The Friedman Test earns its place as the standard non-parametric tool for repeated-measures designs precisely because real longitudinal and multi-condition data rarely arrives with guaranteed normality and sphericity-small clinical follow-ups, ordinal survey scales across multiple conditions, and skewed measurement distributions are common, and each one puts repeated measures ANOVA's core assumptions at risk.
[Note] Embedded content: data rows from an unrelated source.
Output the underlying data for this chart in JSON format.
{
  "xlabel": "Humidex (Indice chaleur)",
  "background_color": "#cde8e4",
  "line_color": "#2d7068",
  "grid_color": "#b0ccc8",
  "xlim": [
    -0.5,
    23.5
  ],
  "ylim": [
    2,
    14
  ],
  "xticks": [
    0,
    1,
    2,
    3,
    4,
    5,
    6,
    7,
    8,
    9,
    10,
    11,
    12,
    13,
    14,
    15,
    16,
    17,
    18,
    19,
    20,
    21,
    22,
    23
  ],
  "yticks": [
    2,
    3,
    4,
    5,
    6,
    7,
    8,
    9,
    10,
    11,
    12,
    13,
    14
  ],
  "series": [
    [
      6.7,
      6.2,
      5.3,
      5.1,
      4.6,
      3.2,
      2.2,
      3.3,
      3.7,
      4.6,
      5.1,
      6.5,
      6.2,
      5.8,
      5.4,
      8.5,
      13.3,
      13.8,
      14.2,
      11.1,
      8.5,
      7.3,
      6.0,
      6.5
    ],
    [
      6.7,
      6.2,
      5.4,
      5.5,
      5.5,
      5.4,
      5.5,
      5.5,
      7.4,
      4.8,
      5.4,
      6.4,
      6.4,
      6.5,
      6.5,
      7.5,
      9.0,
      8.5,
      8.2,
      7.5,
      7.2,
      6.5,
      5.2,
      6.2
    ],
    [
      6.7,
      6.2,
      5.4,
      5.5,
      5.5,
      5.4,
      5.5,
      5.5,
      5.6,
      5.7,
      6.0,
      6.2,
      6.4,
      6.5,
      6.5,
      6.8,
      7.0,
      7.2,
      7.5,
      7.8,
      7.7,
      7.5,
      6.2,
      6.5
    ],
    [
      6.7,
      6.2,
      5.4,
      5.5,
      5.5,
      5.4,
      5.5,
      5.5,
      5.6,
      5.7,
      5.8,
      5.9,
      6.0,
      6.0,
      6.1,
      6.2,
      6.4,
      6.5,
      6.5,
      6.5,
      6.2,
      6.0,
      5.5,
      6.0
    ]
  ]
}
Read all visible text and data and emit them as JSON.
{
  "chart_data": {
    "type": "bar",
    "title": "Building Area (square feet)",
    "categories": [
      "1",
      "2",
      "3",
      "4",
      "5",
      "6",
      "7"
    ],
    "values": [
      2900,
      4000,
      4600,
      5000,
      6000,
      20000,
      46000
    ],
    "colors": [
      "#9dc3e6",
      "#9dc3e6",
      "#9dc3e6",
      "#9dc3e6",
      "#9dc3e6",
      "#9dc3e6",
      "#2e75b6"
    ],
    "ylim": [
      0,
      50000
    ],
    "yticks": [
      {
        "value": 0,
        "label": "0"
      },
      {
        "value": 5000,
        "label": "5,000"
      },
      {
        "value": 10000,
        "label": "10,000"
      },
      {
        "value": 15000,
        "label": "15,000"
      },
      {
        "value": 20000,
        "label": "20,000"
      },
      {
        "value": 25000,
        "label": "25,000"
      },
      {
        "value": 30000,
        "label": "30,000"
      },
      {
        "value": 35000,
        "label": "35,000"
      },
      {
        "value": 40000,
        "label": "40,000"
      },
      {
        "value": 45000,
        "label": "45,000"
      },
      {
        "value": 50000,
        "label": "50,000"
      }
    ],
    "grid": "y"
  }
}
Its logic extends the Wilcoxon Signed-Rank Test's philosophy from two conditions to three or more: rank each subject's scores within their own row, sum those ranks by condition, then ask whether the resulting rank sums are too uneven to be explained by chance.
The two worked examples above, built on the same patients and students used in the paired t-test and Wilcoxon Signed-Rank Test guides, show both the omnibus test and its natural follow-up in practice-a small five-patient dataset that still reached significance thanks to a highly consistent ranking pattern, and a six-student training dataset where the Nemenyi post-hoc test pinpointed exactly which checkpoints actually differed. Reporting the p-value alongside Kendall's W and, whenever the result is significant, a proper post-hoc comparison, as demonstrated throughout this guide, gives a complete and honest picture that the omnibus p-value by itself cannot.